Purpose: Repair of midline ventral incisional hernias (VIHR) requires mesh reinforcement. Mesh types can be categorised into synthetic, biosynthetic, or biological. There is a lack of evidence to support one type of mesh over another. The aim of this pilot study was to compare mesh sensation in patients having undergone elective open repair with synthetic or biosynthetic mesh.

Methods: Four years of prospectively collected data were retrospectively reviewed on 40 patients who had undergone VIHR, using either biosynthetic or synthetic mesh placed in the retromuscular plane. The decision on type of mesh used was governed by patient characteristics. Patients were invited to complete the Carolinas Comfort Scale (CCS) questionnaire, the higher the score indicating a poorer quality of life. The maximum length of follow-up was 36 months.

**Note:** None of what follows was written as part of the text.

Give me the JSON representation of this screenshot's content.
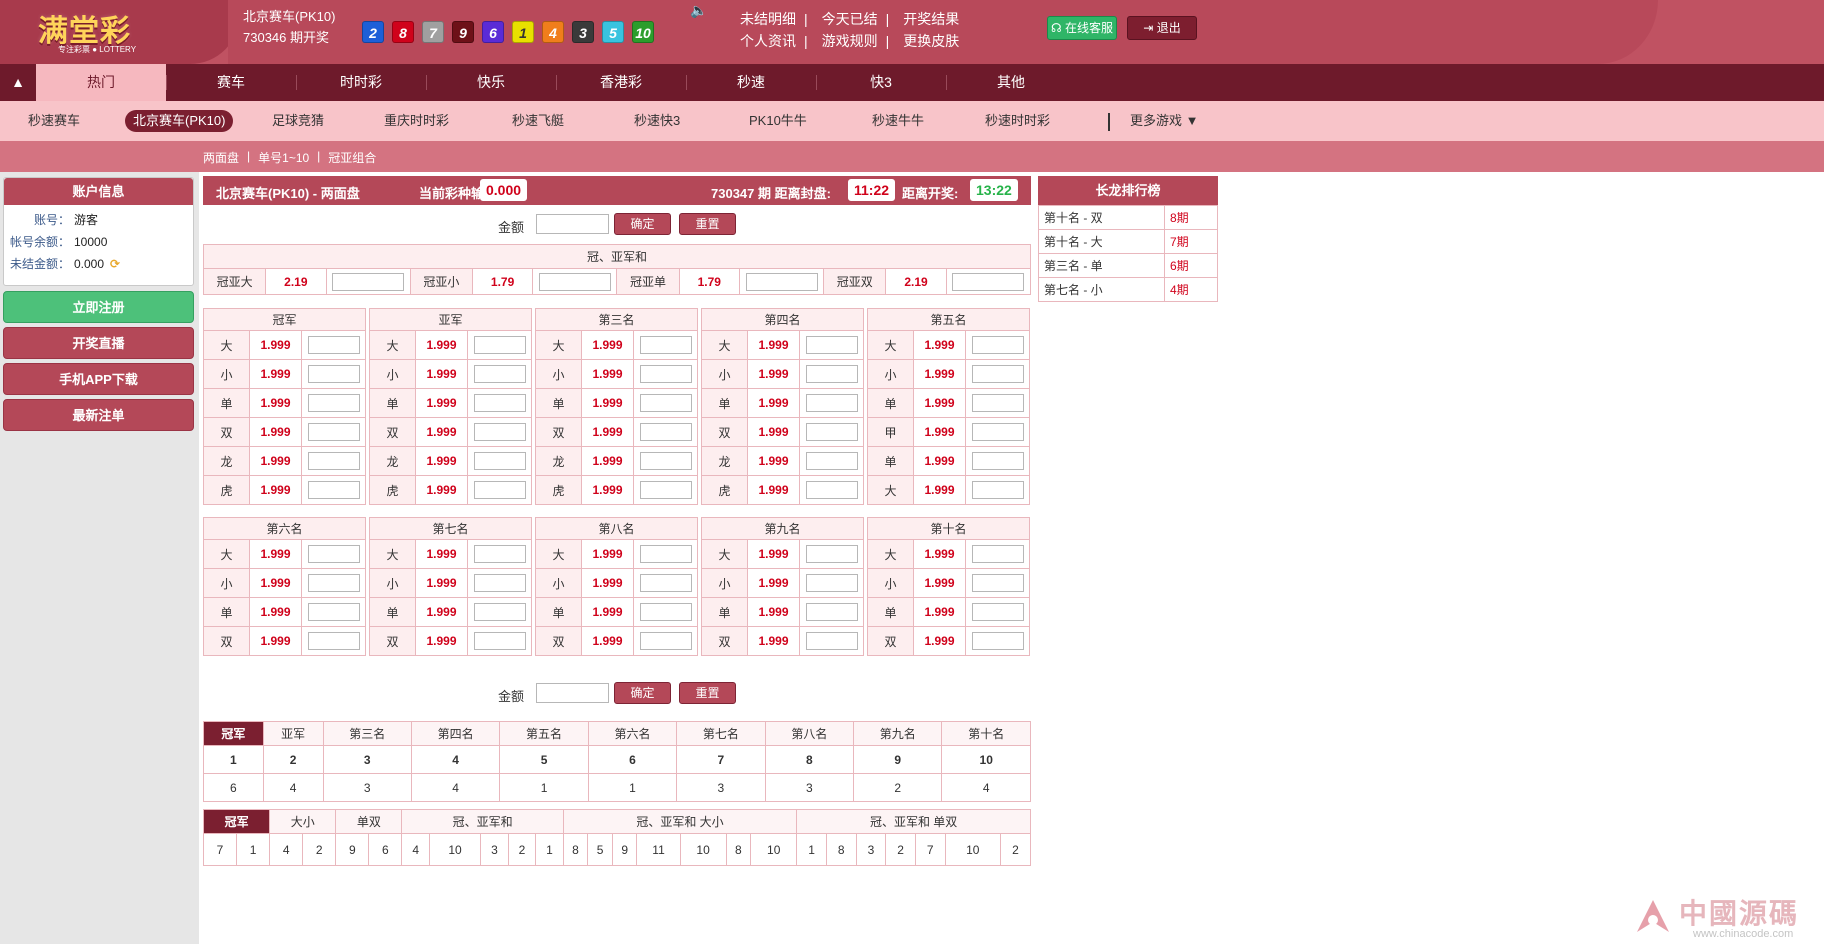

Results: Twenty patients received permanent synthetic and 20 biosynthetic mesh. There was no clinical evidence of hernia recurrence in either group in the short to medium term. Overall, 97% (39/40) patients reported an average of either no or mild symptoms (mean CCS score 17.9 of 115). Patients with a biosynthetic repair had a significant lower CCS at ≥ 18 months (p < 0.05).

Conclusion: After VIHR, patients have low CCS scores, indicating good quality of life outcomes, in the short to medium term irrespective of the mesh used. However, biosynthetic mesh had lower CCS scores in the medium term. This may help surgeons and patients make better informed decisions about which mesh to use in their individual circumstances.